Spanish Banking Group Sabadell Considers Selling Payments Business

Sabadell, Banco de Sabadell

Banco de Sabadell will be looking into selling its payments business, Bloomberg reported Friday (Feb. 11), citing anonymous sources.

The Spanish banking group is looking into this with an adviser, and the report said it might get somewhere between €250 million to €350 million ($284 million to $397 million).

While there’s no concrete decision yet and the sale may not happen, the report notes that Sabadell has been trying to sell some operations since a merger with its bigger Spanish rival, Banco Bilbao Vizcaya Argentaria SA, collapsed in 2020 over price.

Since then, Sabadell has been looking to focus on retail banking at home and offload its international assets to the U.K., where it owns TSB Bank.

The payments business for Sabadell processes credit and debit card transactions. A sale would add to the $157 billion in deals that targeted the European financial industry in the past year, according to Bloomberg data.

In late 2020, Sabadell was reported to be looking into cutting jobs and making distribution deals with other European banks after the talks with BBVA didn’t work out.

Read more: Spanish Bank Sabadell Resets After Failed BBVA Merger

The shares fell in the wake of that, and there were also investor concerns as Sabadell was hit with bad loans because of the economic crisis.
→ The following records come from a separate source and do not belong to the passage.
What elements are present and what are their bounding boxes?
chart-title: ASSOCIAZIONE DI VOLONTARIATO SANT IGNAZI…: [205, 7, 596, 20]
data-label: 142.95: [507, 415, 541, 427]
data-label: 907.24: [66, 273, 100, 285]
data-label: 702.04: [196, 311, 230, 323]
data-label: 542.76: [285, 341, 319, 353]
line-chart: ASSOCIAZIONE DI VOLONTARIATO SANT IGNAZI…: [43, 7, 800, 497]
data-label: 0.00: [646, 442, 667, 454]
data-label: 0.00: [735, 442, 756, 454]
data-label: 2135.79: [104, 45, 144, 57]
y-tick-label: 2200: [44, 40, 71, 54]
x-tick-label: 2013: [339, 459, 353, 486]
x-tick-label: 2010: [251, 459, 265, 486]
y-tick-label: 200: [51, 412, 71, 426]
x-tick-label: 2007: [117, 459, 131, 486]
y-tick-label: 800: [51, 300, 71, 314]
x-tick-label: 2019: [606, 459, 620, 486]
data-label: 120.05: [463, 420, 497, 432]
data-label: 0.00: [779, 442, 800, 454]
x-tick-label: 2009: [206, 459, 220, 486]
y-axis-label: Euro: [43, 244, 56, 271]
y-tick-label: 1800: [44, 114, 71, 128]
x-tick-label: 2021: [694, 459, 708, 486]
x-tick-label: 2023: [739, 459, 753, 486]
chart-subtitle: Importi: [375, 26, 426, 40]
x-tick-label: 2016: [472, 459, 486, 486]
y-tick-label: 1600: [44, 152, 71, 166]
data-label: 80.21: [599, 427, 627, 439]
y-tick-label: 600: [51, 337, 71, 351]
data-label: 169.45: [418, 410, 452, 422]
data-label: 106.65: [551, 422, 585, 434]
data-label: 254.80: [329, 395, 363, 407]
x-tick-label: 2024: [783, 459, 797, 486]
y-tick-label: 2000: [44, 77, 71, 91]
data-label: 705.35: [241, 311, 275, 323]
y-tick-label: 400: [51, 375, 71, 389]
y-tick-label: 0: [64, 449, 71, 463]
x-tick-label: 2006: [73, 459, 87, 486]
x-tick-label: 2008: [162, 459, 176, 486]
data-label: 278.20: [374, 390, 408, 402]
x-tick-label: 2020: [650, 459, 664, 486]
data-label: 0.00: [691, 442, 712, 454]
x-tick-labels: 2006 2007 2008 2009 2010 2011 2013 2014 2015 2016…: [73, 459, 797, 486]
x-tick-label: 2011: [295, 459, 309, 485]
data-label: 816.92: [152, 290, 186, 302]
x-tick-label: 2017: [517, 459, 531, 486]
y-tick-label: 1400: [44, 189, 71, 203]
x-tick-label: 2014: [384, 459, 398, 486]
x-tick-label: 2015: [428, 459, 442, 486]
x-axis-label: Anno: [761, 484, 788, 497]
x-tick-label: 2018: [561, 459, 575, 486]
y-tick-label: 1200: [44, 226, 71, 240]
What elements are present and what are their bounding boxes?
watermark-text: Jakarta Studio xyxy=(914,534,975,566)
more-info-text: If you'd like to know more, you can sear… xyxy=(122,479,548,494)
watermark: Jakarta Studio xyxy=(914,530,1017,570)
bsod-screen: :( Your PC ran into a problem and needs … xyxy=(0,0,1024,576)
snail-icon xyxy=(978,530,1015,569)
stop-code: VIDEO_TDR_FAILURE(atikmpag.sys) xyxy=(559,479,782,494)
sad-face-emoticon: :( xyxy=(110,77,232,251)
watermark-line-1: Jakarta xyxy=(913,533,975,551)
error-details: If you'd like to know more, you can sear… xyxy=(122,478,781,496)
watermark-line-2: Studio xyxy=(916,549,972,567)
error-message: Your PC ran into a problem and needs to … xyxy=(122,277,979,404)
Sabadell said at the time that it was planning to focus more on working in its home region. It said its leadership in serving smaller businesses in Spain would make it a “highly profitable solid domestic franchise,” saying that it planned to focus on market segments that were more profitable and added more value.

According to two sources, the company was planning to cut around 2,000 jobs in Spain in 2021, on top of the 1,800 it had announced at the time.